In Copenhagen, one of the many civil society groups urged negotiators to work hard by reminding them constantly of the passage of time. Tick, tock was written on buttons and posters all around the Bella Center. Ads that greeted me upon arrival at the airport showed world leaders like Ban Ki-Moon and Yvo de Boer, Angela Merkel and Nicolas Sarkozy, greyed and wrinkled, thinking back to December 2009 and what they should have done.
Now a new deadline is on us. January 31, the date spelled out in the Copenhagen Accord for countries to register their specific emissions reductions commitments, is in just three days. The Accord’s three (3) pages of twelve (12) points of political agreement end with two (2) sign-up sheets:
Appendix I, “Quantified economy-wide emissions targets for 2020,”
Appendix II, “Nationally appropriate mitigation actions of developing country Parties.”
Annex I Parties like the US and EU members are supposed to write their names in the left hand column of Appendix I, then fill in the middle blank with their intended emissions reductions by 2020 and the base year in the far right column. Non-Annex I countries, like China, India, and Brazil, are asked to write their names on the left of Appendix II and their actions on the right. Simple, eh? Like signing up for the church bake sale or your shift at the PTO book fair?
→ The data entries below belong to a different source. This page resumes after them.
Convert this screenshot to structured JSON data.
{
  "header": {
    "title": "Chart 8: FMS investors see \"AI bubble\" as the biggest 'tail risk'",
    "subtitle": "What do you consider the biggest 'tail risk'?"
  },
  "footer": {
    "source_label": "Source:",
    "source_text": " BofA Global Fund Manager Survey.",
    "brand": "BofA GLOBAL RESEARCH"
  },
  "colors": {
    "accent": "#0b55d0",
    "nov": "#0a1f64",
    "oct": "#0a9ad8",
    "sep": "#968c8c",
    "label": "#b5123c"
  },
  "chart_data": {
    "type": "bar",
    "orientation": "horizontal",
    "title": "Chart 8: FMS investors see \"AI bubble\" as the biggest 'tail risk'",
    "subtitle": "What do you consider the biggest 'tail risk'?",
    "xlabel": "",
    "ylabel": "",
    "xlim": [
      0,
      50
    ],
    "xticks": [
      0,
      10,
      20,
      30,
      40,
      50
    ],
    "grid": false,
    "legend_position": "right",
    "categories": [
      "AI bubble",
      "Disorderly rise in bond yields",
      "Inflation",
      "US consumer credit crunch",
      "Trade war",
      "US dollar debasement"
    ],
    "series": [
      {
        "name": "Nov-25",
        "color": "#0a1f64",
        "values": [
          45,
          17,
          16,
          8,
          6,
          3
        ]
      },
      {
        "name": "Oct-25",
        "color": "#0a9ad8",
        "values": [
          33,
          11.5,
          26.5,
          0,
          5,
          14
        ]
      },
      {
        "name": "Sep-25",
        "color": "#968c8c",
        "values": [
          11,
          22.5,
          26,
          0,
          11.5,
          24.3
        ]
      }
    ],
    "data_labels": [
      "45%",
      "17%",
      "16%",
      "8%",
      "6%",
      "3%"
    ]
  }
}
It’s been pretty quiet since December 18/19. Sure, everyone is assuming that the targets countries announced in the run-up to Copenhagen (see this earlier post) will write themselves in the blanks. But what about the national laws needed to make them happen? President Lula of Brazil seems to have bested the pack. He signed into Brazilian law a 39% cut in GHG emissions by 2020, nationally committing to the country’s international “voluntary commitment” at Copenhagen. But stay tuned, for internal reports indicate that he has also vetoed needed legal and political infrastructure critical to the law’s success.
While there’s been a great deal of debate about COP15’s success, in light of the general Accord and the small group negotiation that led up to it, Andrew Light of the Center for American Progress registered this two-thumbs-up calculation of the Accord’s sign-up sheets: “When you add up everything that the 17 largest economies have on the table, not for a treaty mind you, but awaiting domestic action that could happen regardless of a treaty such as the US legislation, then we are 5 gigatons away from commitments that should get us on a 450ppm stabilization path by 2020, essentially 65% of the way there. Given that the world has managed to get on a potential track in that direction with the world’s largest historical emitter pretending nothing was happening in the mean time and, only trying to catch up recently, isn’t bad at all.”
Tick, tock. Let’s check back on February 1 and take stock.